Schedule Scraper
Export RoSI/ACORN timetable to iCal format

Go to GitHub JavaScript jQuery

Generate a .ical file from your RoSI or ACORN timetable. The iCal file can then be easily imported into your application of choice, like iCalendar or Google Calendar.

Usage

Three super easy ways to use this script!

Bookmarklet (recommended)

Run the script from a bookmark. Simple and reusable!

  1. Drag and drop Schedule scraper into your Bookmarks bar.
    Chrome: You may need to push ctrl + shift + B to open your Bookmarks bar.
    Firefox: Follow Mozilla's instructions to show your Bookmarks bar.
    Safari: You may need to push cmd + shift + B to view your Bookmarks bar.
  2. Navigate to the timetable to be exported.
  3. Click the bookmark!
    Note: You may need to actually press the "Download .ics file" button that appears above the timetable in order to trigger the download. If this button does not appear then something has gone horribly wrong.

Run in address bar

  1. Navigate to the timetable to be exported.
  2. In your address bar, delete everything and type javascript:, then paste the following code.
    
        
  3. Hit enter!

Run in JavaScript console

  1. Navigate to the timetable to be exported.
  2. Open the JavaScript console with ctrl + shift + J.
  3. Paste the following script into the console.
    
            
    Firefox: You may need to type allow pasting into your console to enable pasting into the console. Follow the instructions if they appear.
  4. Press enter!
    Internet Explorer: Press ctrl + enter instead. And stop using Internet Explorer.

Challenges

Cross-Origin Requests

Most of the data comes from the currently loaded page at https://acorn.utoronto.ca/sws/welcome.do?welcome.dispatch#/, but the script also makes a request to http://www.apsc.utoronto.ca/timetable/fall.html - the "master" timetable. It pulls professor names and course start dates from this page, which is not included in ACORN. Unfortunately, these two pages reside on different subdomains, so most modern browsers block this request under the Same Origin Policy.

To resolve this issue, the data needs to be reformatted as JSONP by an external server (since you ARE allowed to request scripts cross-domain). I used http://alloworigin.com/ since it was allowed HTTPS connections for free. Unfortunately, I managed to send the server into an infinite loop, but a quick reboot managed to fix that issue.

Because loading the 100 MB file through a proxy was taking too long (and unreliable, as the server continually timed out), this feature has been temporarily disabled. I am currently looking to use Cobalt, a third-party RESTful web API for U of T data.

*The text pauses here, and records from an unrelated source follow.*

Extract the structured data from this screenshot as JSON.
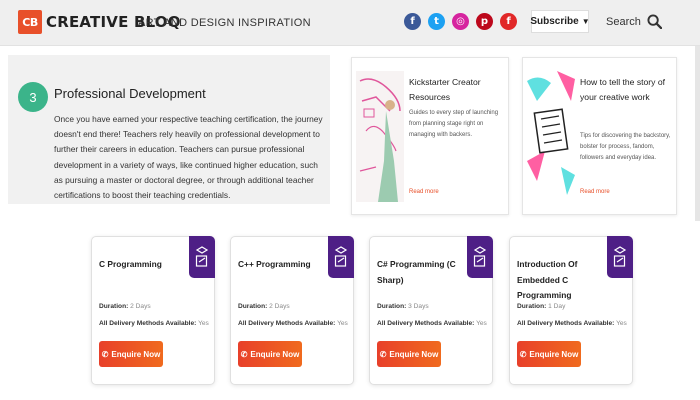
{
  "header": {
    "logo_badge": "CB",
    "logo_text": "CREATIVE BLOQ",
    "tagline": "ART AND DESIGN INSPIRATION",
    "socials": [
      {
        "name": "facebook",
        "glyph": "f",
        "color": "#3b5998"
      },
      {
        "name": "twitter",
        "glyph": "t",
        "color": "#1da1f2"
      },
      {
        "name": "instagram",
        "glyph": "◎",
        "color": "#d6249f"
      },
      {
        "name": "pinterest",
        "glyph": "p",
        "color": "#bd081c"
      },
      {
        "name": "flipboard",
        "glyph": "f",
        "color": "#e12828"
      }
    ],
    "subscribe_label": "Subscribe",
    "search_label": "Search"
  },
  "panel": {
    "step_number": "3",
    "title": "Professional Development",
    "body": "Once you have earned your respective teaching certification, the journey doesn't end there! Teachers rely heavily on professional development to further their careers in education. Teachers can pursue professional development in a variety of ways, like continued higher education, such as pursuing a master or doctoral degree, or through additional teacher certifications to boost their teaching credentials."
  },
  "articles": [
    {
      "title": "Kickstarter Creator Resources",
      "desc": "Guides to every step of launching from planning stage right on managing with backers.",
      "read_more": "Read more"
    },
    {
      "title": "How to tell the story of your creative work",
      "desc": "Tips for discovering the backstory, bolster for process, fandom, followers and everyday idea.",
      "read_more": "Read more"
    }
  ],
  "courses": [
    {
      "title": "C Programming",
      "duration_label": "Duration:",
      "duration": "2 Days",
      "methods_label": "All Delivery Methods Available:",
      "methods": "Yes",
      "button": "Enquire Now"
    },
    {
      "title": "C++ Programming",
      "duration_label": "Duration:",
      "duration": "2 Days",
      "methods_label": "All Delivery Methods Available:",
      "methods": "Yes",
      "button": "Enquire Now"
    },
    {
      "title": "C# Programming (C Sharp)",
      "duration_label": "Duration:",
      "duration": "3 Days",
      "methods_label": "All Delivery Methods Available:",
      "methods": "Yes",
      "button": "Enquire Now"
    },
    {
      "title": "Introduction Of Embedded C Programming",
      "duration_label": "Duration:",
      "duration": "1 Day",
      "methods_label": "All Delivery Methods Available:",
      "methods": "Yes",
      "button": "Enquire Now"
    }
  ],
  "colors": {
    "brand_orange": "#e8502a",
    "step_green": "#3bb48a",
    "course_purple": "#4e1f86"
  }
}
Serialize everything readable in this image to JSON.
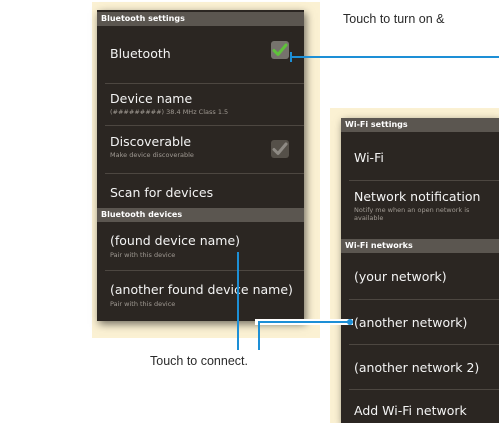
{
  "bluetooth_panel": {
    "section_title": "Bluetooth settings",
    "bluetooth": {
      "label": "Bluetooth",
      "checked": true
    },
    "device_name": {
      "label": "Device name",
      "sub": "(#########) 38.4 MHz Class 1.5"
    },
    "discoverable": {
      "label": "Discoverable",
      "sub": "Make device discoverable",
      "checked": false
    },
    "scan": {
      "label": "Scan for devices"
    },
    "devices_title": "Bluetooth devices",
    "devices": [
      {
        "label": "(found device name)",
        "sub": "Pair with this device"
      },
      {
        "label": "(another found device name)",
        "sub": "Pair with this device"
      }
    ]
  },
  "wifi_panel": {
    "section_title": "Wi-Fi settings",
    "wifi": {
      "label": "Wi-Fi"
    },
    "notification": {
      "label": "Network notification",
      "sub_line1": "Notify me when an open network is",
      "sub_line2": "available"
    },
    "networks_title": "Wi-Fi networks",
    "networks": [
      {
        "label": "(your network)"
      },
      {
        "label": "(another network)"
      },
      {
        "label": "(another network 2)"
      }
    ],
    "add": {
      "label": "Add Wi-Fi network"
    }
  },
  "callouts": {
    "turn_on": "Touch to turn on &",
    "connect": "Touch to connect."
  },
  "colors": {
    "panel_bg": "#2b2622",
    "section_header": "#5b5650",
    "halo": "#fbf1d3",
    "callout_line": "#1d8fd6",
    "check_green": "#5fc23b"
  }
}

Unfortnuately, since the maintainers of the project are currently unavailable, the script currently makes reads a pre-scraped file in the repository, defaulting to hard-coded sessional dates if a course cannot be found.

Asynchronous Javascript

Because AJAX requests are by definition asynchronous, the work to process them has to end up in callback functions. This results in an inversion of control due to callbacks nested within each other deeper and deeper.

makeAjaxRequest(function(data) {
        processData(data, function(processedData) {
            displayData(processedData);
        });
    });

"Inversion of control" due to nested callbacks

One way to handle this would be to implement an event queue that waits for each AJAX call to complete before starting the next. This structure would implicitly pass the output of one function to the input of the next. There is also room for an error handling function.

executeSequentially(makeAjaxRequest, processData, displayData, errorHandler);

AJAX queue runner

However, the prevalent method is to use Promises.

makeAjaxRequest().then(processData).then(displayData);

AJAX calls using promises

The promises are resolved or rejected inside the callbacks, but the caller never has to worry about that. Promises can simply be chained onto one another and the results of each will be passed to the next.

For the purposes of this project, the Deferred objects provided by JQuery were sufficient, so I avoided the usual loading of a promise library.

When to execute?

Not only must the script execute its own asynchronous components at the correct time, but it must also start execution after the document has been loaded. Usually, it is easy to attach the script to an onLoad() event so the script will be run as a callback, but since we do not know when the user will run the script, this is impossible. For example, if the user runs the script before the page is ready, then the script may fail to execute (since part of the page is missing). If the user runs the script after the page has been fully loaded, the onLoad() event has already been called and the script will never be run. Instead, we use the following short snippet to run the script immediately if the page is loaded, but attach the script to onLoad() if not.

document.readyState == 'complete' ? run() : window.onload = run;

run immediately if page is loaded, otherwise wait for the page to load.

Whitespace

When testing on my own schedule, it was easy to scrape the correct segments of HTML into JavaScript objects. However, during beta testing it was revealed that arbitrary whitespace/linebreaks could appear throughout the content for different people. This complicated the line-based scraping algorithm, which eventually had to be replaced with a tag-based one. Superfluous use of .trim() also helped mitigate the effects of additional whitespace.